Additive manufacturing could come to the rescue of the manufacturers while producing large-size components at much lesser cost & faster lead time. The key advantage of additive manufacturing is that it can easily create objects of complex geometrical designs without the additional requirements of extra fixtures and tooling leading to lightweight structures, simplifying the assembly process and improving product performance.
Various large-format printers
BAAM (Big Area Additive Manufacturing)
BAAM system is one of the early AM machines available commercially developed by Oak Ridge National Laboratory in partnership with Cincinnati Inc USA. It's an FDM/FFF type 3D printer capable of printing large-size (up to 6x2.4x2m) objects in thermoplastics like ABS, PLA, polycarbonate, PEEK etc and at a faster rate. It has an extruder mounted on a large gantry which locates the extruder nozzle in x, y & z directions. Automotive parts, furniture items, cement casting molds and other large-scale public art could be created with this printer.
LSAM (Large Scale Additive Manufacturing)

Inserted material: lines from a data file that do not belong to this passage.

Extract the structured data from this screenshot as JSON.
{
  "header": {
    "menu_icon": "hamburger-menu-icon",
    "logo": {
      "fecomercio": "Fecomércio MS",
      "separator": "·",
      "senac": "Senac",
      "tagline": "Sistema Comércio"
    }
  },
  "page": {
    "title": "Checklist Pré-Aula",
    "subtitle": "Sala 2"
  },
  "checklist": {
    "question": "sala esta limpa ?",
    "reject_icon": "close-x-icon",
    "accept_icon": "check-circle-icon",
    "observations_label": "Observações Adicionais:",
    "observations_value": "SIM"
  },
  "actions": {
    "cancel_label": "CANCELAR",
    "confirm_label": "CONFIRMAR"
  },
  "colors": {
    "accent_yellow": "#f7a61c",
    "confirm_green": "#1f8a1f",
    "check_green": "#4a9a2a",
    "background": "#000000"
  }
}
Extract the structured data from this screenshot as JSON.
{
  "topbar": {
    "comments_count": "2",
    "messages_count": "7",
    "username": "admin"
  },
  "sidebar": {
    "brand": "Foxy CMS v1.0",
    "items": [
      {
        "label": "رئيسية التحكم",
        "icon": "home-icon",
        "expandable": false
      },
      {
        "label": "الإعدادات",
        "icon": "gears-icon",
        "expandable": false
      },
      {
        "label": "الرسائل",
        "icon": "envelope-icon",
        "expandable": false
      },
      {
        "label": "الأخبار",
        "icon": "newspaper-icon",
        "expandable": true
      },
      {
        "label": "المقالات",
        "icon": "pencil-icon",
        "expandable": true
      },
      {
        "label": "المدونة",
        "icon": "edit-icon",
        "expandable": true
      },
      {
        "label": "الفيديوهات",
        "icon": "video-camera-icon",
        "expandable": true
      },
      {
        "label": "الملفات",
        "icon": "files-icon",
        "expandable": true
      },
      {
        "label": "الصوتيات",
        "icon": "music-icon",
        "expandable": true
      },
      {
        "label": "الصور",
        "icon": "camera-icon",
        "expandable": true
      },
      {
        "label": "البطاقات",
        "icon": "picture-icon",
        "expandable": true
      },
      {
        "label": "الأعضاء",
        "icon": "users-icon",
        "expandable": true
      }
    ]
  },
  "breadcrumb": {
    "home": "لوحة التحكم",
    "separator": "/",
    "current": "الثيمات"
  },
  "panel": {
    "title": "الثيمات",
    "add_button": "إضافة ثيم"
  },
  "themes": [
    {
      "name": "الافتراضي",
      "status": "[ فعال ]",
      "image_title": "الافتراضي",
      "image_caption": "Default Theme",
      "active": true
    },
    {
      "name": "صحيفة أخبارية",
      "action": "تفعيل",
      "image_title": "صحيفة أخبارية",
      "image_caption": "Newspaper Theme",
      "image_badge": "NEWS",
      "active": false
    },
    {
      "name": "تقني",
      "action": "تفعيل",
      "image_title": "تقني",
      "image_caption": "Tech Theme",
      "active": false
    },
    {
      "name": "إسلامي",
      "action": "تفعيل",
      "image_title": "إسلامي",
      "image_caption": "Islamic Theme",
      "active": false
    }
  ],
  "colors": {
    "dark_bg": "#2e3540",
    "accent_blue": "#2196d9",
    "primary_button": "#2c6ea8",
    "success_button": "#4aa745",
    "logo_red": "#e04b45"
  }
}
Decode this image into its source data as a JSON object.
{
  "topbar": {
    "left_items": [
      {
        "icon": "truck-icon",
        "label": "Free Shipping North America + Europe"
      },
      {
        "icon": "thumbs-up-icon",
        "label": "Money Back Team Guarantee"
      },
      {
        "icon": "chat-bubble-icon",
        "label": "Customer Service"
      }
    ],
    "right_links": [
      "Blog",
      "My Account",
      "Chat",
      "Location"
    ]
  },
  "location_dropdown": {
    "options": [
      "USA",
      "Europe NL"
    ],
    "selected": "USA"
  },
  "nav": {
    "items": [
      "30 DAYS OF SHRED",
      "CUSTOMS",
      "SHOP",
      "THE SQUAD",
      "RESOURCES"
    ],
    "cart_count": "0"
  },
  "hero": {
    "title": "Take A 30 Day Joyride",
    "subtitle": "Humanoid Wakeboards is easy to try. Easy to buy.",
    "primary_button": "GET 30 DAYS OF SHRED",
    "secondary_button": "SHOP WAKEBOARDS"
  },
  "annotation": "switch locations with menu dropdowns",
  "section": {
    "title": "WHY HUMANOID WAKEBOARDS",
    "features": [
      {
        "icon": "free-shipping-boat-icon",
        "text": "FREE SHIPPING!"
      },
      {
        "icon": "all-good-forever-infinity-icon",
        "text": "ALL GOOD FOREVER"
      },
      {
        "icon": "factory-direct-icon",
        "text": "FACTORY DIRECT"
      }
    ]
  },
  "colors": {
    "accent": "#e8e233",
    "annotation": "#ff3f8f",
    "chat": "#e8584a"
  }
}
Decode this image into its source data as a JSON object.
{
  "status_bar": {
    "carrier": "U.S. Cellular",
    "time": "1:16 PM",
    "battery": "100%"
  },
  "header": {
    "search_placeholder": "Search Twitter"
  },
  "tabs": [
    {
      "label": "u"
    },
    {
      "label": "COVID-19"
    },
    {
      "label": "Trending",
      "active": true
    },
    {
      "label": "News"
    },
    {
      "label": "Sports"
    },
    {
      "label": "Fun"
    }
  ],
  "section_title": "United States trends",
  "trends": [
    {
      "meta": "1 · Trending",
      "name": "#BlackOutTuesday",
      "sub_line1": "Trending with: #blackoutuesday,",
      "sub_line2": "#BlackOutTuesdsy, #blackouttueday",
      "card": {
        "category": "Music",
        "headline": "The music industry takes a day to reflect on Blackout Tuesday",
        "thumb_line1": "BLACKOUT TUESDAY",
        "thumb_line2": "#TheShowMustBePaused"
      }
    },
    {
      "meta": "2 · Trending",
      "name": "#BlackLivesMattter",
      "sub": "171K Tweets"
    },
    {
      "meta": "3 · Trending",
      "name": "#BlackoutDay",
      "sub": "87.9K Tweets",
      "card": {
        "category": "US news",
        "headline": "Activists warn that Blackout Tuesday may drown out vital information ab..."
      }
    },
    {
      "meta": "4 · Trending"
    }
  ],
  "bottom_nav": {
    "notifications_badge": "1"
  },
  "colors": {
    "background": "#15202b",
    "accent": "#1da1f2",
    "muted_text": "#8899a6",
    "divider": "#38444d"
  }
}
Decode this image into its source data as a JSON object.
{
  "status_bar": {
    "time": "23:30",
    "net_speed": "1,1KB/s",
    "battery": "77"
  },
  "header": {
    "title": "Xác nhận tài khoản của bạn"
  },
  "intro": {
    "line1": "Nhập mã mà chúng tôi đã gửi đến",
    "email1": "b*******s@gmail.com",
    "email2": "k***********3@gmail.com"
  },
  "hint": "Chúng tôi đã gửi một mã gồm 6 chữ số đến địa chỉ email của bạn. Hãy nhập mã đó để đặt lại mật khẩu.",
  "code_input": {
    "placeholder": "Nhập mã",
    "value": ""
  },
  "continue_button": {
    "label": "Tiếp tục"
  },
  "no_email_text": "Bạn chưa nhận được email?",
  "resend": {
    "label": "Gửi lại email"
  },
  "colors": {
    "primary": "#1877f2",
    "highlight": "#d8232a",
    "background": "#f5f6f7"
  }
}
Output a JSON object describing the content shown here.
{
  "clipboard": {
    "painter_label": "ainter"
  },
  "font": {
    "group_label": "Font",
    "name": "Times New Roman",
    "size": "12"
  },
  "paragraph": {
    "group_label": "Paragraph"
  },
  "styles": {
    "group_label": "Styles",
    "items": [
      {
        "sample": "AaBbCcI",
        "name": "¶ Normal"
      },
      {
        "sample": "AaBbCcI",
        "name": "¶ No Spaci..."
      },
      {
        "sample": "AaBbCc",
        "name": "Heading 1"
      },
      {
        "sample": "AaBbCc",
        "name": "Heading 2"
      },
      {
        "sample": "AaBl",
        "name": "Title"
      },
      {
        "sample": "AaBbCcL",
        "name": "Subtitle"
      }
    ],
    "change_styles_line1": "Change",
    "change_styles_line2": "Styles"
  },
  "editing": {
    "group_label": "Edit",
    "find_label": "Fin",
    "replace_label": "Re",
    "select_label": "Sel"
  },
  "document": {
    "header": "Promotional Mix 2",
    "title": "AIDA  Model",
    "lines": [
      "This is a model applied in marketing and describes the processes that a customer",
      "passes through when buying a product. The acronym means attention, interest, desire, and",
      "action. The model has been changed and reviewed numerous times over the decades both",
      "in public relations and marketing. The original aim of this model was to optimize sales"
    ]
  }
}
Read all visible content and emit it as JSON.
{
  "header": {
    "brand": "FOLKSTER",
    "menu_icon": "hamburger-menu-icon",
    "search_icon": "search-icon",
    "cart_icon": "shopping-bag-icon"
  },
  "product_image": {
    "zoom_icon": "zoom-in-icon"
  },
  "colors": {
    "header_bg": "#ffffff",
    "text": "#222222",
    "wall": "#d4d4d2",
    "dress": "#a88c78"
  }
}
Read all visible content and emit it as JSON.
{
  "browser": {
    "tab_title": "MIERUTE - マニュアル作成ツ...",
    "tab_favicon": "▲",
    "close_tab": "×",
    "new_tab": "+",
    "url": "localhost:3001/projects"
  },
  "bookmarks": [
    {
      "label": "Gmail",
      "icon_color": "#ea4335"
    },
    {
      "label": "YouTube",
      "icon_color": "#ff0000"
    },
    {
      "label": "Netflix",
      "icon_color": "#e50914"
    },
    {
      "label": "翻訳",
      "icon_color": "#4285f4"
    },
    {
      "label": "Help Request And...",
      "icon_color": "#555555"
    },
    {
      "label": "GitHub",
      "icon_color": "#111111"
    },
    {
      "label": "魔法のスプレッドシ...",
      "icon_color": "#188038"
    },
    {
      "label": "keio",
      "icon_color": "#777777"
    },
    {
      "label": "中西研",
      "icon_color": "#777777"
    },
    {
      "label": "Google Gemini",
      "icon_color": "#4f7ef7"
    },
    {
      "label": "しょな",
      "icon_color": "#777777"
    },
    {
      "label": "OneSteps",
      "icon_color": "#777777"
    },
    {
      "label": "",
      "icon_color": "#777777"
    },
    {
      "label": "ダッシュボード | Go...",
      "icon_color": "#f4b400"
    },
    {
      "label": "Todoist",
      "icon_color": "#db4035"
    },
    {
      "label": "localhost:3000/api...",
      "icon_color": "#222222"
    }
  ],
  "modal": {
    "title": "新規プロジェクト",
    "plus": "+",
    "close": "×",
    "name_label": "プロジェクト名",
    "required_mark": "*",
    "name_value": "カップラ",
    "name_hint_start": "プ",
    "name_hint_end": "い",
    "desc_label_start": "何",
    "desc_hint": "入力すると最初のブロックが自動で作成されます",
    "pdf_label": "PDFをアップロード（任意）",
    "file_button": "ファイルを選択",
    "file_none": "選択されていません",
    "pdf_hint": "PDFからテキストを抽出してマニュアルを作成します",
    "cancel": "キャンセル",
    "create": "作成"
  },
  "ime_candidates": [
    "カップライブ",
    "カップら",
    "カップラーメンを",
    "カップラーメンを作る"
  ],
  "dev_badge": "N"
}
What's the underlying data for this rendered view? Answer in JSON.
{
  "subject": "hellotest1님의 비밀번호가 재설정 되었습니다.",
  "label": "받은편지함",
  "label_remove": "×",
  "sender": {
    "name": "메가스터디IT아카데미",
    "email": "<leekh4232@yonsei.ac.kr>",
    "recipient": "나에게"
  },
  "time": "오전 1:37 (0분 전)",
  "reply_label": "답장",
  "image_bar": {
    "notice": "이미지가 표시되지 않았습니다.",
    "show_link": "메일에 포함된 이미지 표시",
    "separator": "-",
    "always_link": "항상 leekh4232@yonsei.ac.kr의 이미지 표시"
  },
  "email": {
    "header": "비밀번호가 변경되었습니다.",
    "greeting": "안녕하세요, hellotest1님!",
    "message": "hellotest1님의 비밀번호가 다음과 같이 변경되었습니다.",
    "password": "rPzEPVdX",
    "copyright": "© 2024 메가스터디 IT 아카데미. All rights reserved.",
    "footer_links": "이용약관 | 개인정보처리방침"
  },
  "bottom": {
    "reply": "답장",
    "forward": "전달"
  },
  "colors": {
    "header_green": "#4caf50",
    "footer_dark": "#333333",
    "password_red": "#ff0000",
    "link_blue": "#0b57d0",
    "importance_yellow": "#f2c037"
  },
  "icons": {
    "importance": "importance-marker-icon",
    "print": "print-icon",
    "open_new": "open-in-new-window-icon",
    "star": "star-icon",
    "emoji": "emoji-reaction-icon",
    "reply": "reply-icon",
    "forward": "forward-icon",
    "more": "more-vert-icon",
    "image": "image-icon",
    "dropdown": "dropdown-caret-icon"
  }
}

LSAM is another polymer-based large format additive manufacturing system offered by thermwood based on FFF/FDM type extrusion process. It creates part in near net shape which can be machined to its final desired shape by the 5-axis CNC router mounted within the printer creating a sort of hybrid manufacturing system with a build volume is about 10x40 feet. LSAM could speed up part production rate than conventional manufacturing processes and can make production fixtures, molds, toolings etc.
Photo credits: Thermwood
The BigRep machine is the cheapest available large format FDM/FF-based 3D printer in the market. It can print parts up to the volume of a one-meter cube and costs about 40~50K USD. This machine sits between the commonly available desktop FDM/FFF machines and large expensive industrial-grade 3D printers. It could be used to create parts for small cement molds, holding fixtures, creative art, furniture etc.
(WAAM) Wire Arc Additive Manufacturing
WAAM is the DED (Direct Energy Deposition) process of making large-size metal components in near net shape which can be machined to achieve the final design shape. An electric arc is used as a heat source instead of a high-intensity laser beam like other DED processes. The part is built over a base plate layer by layer controlled by a robotic arm and the part is separated from the base by a wire cut. Its capability to make near-net shape parts with complex shapes, tools, and dies could significantly reduce the overall cost of product manufacturing lead time, enhance product performance, and efficiency and reduce inventory costs.
Typical WAAM set-up. Photo credit: TWI
Large-format sand printing
Voxeljet manufactures large-size 3D printing machines to print three-dimensional geometries of sand. The printer uses binder jetting additive manufacturing technique which binds the sand particles together to unravel the design up to the size of 4x2x1 meters. Sand molds for metal castings are one of the main applications of the technology since it produces large-size molds faster and cost-effectively.